Zero Dark Thirty. The movie.


Have you seen Zero Dark Thirty? The movie, about the hunt for Osama bin Laden, has received rave reviews — it's going to be an Oscar contender — and if you enjoy a thriller, you should see it.

But as you watch, you should know that the movie has generated controversy because it leaves a mistaken impression: that the CIA's torture of prisoners "worked" by providing information that led to bin Laden. Some will use the movie to argue that the CIA's torture program was justified.

Of course, as I can tell you, movies are entertainment, not fact. And especially on an issue as important as torture, we shouldn't mistake fiction for fact.

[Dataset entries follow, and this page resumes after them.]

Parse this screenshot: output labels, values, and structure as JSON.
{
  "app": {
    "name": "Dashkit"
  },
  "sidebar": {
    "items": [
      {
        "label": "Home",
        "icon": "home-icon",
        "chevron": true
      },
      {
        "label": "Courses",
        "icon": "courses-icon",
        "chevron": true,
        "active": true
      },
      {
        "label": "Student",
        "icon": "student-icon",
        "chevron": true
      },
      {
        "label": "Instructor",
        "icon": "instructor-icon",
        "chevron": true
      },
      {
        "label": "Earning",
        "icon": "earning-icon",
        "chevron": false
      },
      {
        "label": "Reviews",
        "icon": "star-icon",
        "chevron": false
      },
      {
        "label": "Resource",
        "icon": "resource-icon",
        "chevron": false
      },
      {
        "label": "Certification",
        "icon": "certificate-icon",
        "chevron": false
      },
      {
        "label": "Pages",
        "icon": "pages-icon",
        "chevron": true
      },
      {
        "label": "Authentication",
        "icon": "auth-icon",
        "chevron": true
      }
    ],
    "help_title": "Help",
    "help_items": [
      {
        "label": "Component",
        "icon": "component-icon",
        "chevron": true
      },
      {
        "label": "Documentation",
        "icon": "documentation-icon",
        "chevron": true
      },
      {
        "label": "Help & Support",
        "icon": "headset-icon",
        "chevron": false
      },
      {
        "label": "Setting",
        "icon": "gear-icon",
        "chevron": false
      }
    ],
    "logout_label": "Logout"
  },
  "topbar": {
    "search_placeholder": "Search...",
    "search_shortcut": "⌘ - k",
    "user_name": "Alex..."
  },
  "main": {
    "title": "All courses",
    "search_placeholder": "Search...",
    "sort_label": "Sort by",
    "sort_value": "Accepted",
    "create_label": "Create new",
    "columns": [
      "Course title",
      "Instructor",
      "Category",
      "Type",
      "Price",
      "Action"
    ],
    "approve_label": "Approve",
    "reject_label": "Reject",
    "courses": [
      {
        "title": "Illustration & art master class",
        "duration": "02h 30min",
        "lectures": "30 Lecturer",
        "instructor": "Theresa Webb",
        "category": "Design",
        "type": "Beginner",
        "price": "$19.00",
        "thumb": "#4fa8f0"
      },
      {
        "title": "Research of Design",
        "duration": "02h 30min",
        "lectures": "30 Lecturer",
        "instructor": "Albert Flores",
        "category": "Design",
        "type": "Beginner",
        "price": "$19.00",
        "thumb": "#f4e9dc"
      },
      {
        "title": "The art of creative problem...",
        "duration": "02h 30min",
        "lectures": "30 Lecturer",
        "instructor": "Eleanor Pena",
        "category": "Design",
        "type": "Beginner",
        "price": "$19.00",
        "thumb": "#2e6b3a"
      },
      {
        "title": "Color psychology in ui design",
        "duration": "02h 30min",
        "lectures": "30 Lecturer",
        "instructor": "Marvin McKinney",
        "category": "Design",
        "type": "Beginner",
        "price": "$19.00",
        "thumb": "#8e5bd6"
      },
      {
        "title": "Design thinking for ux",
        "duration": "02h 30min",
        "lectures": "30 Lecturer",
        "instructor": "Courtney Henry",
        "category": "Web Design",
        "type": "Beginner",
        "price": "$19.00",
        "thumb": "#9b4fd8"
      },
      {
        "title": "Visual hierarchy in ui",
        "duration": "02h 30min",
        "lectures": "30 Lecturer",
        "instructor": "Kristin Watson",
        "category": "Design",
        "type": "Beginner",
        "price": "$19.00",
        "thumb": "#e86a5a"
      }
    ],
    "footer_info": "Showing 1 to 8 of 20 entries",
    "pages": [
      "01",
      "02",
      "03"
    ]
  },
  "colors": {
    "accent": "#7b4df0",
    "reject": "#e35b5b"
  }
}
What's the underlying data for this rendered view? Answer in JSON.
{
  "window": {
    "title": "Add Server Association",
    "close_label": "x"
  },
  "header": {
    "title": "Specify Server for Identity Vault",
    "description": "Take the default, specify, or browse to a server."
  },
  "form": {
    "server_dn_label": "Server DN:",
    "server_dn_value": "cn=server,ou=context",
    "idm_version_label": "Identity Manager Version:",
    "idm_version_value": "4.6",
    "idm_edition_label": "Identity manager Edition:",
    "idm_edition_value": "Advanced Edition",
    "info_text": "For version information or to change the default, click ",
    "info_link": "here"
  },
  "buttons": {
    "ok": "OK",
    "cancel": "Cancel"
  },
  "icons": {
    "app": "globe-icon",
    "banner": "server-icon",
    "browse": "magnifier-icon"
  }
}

The fact is that torture did not lead to bin Laden. The Senate Intelligence Committee spent four years investigating the CIA's torture program and according to three of its leaders, Senators Diane Feinstein, Carl Levin and John McCain, who know the facts, the torture program didn't lead to bin Laden.

These senators said, "The use of torture in the fight against terrorism did severe damage to America's values and standing that cannot be justified or expunged. It remains a stain on our national conscience."

The problem is that the Senate Intelligence Committee's findings — in a 6,000-page factual report — have been adopted by the Committee, but not released. They are sitting in a Congressional vault and with the CIA.

As a concerned American who wants to make sure our nation never takes the wrong path again, I believe it is essential that we all have the truth. Because when it comes to torture, the national conversation should be based on the facts — and not what makes the most the exciting story.

We should watch Zero Dark Thirty as entertainment, but when we talk about torture, we should have the facts.